Most kinds of software as a service involve straightforward enterprise or user services such as the provision of desktop, infrastructure, ERP, customer relationship management or other digital services. In other words, they can “order up” the capability to plagiarize a system and hold someone else’s data hostage.As with traditional ransoms, ransomware as a service users often take deliberate steps to make their behaviors hard to track, including requesting digital payments that may be difficult to trace. Also post the amount is paid by the victim, it is not necessary that the hacker will provide the decryption key to the victim.  

RaaS Revenue Model 

Cost of ransomware varies on the dark web, depending on the source provider and the purpose of ransomware. In 2016, criminals released ransomware variant “Stampado” on the dark web for $39 which was very cheap, with a lifetime license. This was one of the first widespread and cost effective instances of RaaS. This enabled anyone on the dark web to purchase this service and become a life-long hacker. 

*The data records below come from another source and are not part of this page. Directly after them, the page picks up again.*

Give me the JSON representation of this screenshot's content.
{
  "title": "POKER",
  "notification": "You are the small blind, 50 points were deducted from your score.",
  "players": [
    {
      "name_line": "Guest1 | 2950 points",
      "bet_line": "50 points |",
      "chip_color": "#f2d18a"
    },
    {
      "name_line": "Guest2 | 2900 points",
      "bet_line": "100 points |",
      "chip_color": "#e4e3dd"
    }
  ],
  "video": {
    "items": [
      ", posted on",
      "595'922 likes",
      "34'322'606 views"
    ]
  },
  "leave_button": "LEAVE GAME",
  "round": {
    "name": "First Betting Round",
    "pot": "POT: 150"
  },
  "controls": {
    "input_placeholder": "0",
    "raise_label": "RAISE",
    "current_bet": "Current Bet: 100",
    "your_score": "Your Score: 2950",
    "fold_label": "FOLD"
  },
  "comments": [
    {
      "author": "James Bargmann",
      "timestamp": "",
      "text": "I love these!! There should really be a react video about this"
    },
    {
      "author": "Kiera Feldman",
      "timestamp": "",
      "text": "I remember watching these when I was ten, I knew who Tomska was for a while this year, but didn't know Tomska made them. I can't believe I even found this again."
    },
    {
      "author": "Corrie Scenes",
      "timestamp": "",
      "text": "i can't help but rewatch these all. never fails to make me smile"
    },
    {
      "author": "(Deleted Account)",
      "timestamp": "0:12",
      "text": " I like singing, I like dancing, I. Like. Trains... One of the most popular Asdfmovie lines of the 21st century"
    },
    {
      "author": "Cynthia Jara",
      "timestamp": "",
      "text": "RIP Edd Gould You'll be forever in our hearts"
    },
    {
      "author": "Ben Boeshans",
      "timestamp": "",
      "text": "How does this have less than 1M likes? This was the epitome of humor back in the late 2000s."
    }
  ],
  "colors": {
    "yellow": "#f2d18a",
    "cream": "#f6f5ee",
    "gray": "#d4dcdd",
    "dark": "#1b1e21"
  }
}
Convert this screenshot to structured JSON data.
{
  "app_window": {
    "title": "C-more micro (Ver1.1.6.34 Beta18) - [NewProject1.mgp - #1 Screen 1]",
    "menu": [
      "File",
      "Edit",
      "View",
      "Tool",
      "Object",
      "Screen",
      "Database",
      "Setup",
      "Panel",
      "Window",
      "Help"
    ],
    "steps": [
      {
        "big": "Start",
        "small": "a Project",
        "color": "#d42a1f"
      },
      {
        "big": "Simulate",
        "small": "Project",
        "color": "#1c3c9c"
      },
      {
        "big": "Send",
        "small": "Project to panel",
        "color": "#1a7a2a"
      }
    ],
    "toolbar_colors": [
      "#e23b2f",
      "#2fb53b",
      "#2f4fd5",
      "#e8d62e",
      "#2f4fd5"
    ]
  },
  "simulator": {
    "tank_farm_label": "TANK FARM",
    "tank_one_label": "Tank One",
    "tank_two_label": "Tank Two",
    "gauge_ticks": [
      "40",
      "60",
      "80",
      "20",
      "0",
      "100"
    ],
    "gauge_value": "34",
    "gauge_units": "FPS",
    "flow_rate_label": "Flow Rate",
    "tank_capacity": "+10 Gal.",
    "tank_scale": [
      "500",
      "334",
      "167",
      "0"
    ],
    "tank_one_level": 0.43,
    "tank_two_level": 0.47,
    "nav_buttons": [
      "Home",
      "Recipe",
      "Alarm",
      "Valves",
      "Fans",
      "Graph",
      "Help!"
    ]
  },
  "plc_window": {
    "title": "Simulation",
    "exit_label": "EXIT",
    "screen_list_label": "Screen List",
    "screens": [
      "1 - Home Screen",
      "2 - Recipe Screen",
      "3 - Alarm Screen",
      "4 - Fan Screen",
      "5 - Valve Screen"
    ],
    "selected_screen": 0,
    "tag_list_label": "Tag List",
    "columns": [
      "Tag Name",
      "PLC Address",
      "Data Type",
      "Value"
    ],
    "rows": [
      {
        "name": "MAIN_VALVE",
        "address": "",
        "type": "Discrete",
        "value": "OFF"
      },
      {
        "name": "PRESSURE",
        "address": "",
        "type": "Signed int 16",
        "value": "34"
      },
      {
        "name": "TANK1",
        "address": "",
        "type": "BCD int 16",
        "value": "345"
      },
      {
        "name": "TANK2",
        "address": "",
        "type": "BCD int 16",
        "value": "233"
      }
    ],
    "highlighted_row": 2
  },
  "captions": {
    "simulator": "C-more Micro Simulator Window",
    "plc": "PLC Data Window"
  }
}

RaaS providers also work with obtaining a percentage of ransom amount from every attack made by using the service into action. This approach often has a lucrative effect as of late 2016 the notable ransomware as a service operations server was estimated to be $200,000 a month. 

The same criminals recently used mainstream marketing tactics including professionally produced video and advertisements and a heavily designed website to promote the latest ransomware as a service offering. 

RaaS in Covid 19 situation 

With the Coronavirus outbreak having a worldwide effect on people, businesses, and governments, some ransomware operators have stated that they will not encrypt health care organizations. This brought an opportunity to attackers to break through the systems and get a hefty ransom, leading to discovery of New IPM Dharma Ransomware variant by Jakub Kroustek and New REMK STOP Ransomware variant by Michael Gillespie in Mid March. 

Not just Health care industry but also the IT industry has been affected by the Covid-19 situation in terms of security. A recent Ransomware attack on Cognizant in mid April, hit by a Maze ransomware has also proved how critical ransomware attacks can be even during the world lock down situation. 

Hygiene Measures for RaaS 

  • Educate: In any organization, employees are the most vulnerable assets and are most likely to cause infection to the organization, but are also the first line of defense. Education on ransomware and other viruses is not just a one-off workshop. It is a continually reviewed reinforcement strategy that seeks to update everyone on the latest threats 
  • Secure: Securing your system and data – is a proactive approach to answer ransomware and viruses attacking home or the work systems. This is the simplest internet hygiene that can be followed for an attack free environment. In a secure environment make sure that all the software is licensed and updated with the latest available patches. To ensure better security, reputable antivirus solutions can also be utilized.  Also, since email is the most used access gateway by attackers, turning on the spam filters on your emails and blacklisting access to unsafe websites is considered a good hygiene practice.
  • Backup: The only safety net is guaranteed to work regular detailed backups of your important files ensure that the hackers will not succeed in their endeavors to damage your business. Usually studies have proved that ransomware is effective when regular backups are not maintained. 

Although no one is safe on this endless and limitless technology ‘internet’, these are just a few mechanisms to ensure a safer environment.